A while back I got frustrated with struggling to read absurdly large numbers in terminal windows, and set about thinking how I might apply some logic in the terminal to subtly bunch together groups of three digits as a form of thousand separator. Eventually it occurred to me to try doing it in the font with ligature rules (initially as a joke, but then I looked into it) and it turned out Numderline was a thing which already did that.

However I didn’t get along with underlines for digit grouping. So I spent some time hacking around tweaking it and adding hexadecimal support (that is, things starting with 0x grouping by fours), and generally making a huge mess and struggling with bugs1 I couldn’t overcome.

So I started again.

Why in the font?

The pragmatic answer is because I can usually insert a font as a solution where the software doesn’t already do what I want.

The more ambitious, abstract answer is that it does better at abstracting the problem out to the presentation layer. The application doesn’t have to worry about implementation details of presenting thousand separators in a way that doesn’t interfere with things like cut and paste operations.

After reading some documentation my understanding is that the design intent of OpenType is that the application is still on the hook for signalling all the locale-specific behaviours to the font, but it is not directly responsible for implementing them (except in as far as the font rendering logic is a part of the application).

And I want to reiterate, the underlying text does not have to be modified. There’s no confusion between a string with this or that thousand separator and a string which is meant to be parsed by another tool. With one caveat about the decimal separator they’re the same thing. Even if the application bungles the locale settings, the underlying text is not going to get any worse, and is still bare-bones copy-pasteable.

Why not in the font?

  • It’s not designed for that?
  • It’s a solution using made-up codes which are not a part of any standard.
  • Basically no fonts support it so it’s rarely going to work, and even if you provide a known-working font the user should have the ability to override that font, and theirs probably won’t support it.
  • My feeling (untested) is that the complexity of the tables I’ve added to achieve this can’t be very efficient.
  • In a terminal emulator the cursor placement is a bit off; and the spacing of numbers are interfered with by spurious details like the edge of the screen, the position of the cursor, and their interactions with implementation details of each terminal.
  • In terminals and text entry boxes, the digits can dance around as you type, which can be disconcerting. Or as I’ve observed with Chrome, they don’t update properly while you’re typing except for sometimes when you don’t expect it, but even then only partially.

What I have now

I have a font patcher which modifies a font to group sets of three digits into thousands (threes digits only; sorry rest of the world), four hexadecimal digits into 16-bit words, and five ractional digits into whatever unit 10e-5 is. I don’t like that last one but it seems to be a convention.

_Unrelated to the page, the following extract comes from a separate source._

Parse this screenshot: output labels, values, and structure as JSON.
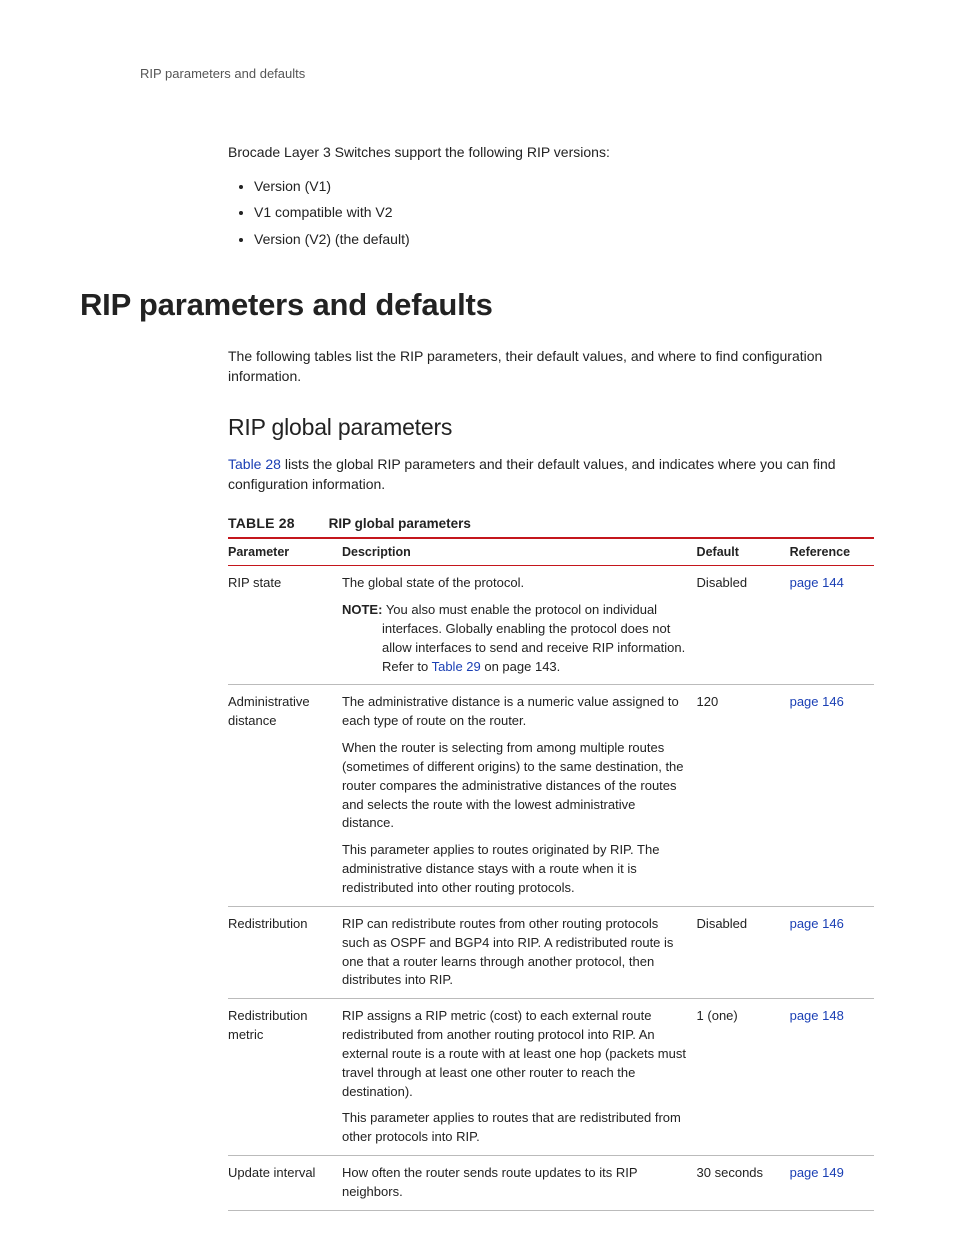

But also, since I found that most (not all) terminals support it, and CSS also supports it, I put everything under the control of so-called “font features” to make a few things configurable without re-patching the font.

In monospaced mode grouping involves moving digits closer together so the group occupies the same space as before even after the addition of the digit grouping separator. In proportional mode the digit grouping makes the number a bit wider.

My new version uses GPOS rules to move the digits together for monospaced applications, rather than inventing new glyphs (mostly) like the old one did, and it uses fontforge’s rule generation directly because that lets me generate a reversesub rule without crashing (though that interface also has its own bugs).

The process involves inserting a lot of table-based rules into the font; first to mark out all the parts of the text containing digits, then more rules to replace that markup with spacing glyphs at the proper intervals, then more rules to remove all the cruft, then more rules to change some of the spacing glyphs into different shapes. If it’s a monospaced font then more rules shuffle things around a bit to make them occupy the same space as if there were no thousand separator.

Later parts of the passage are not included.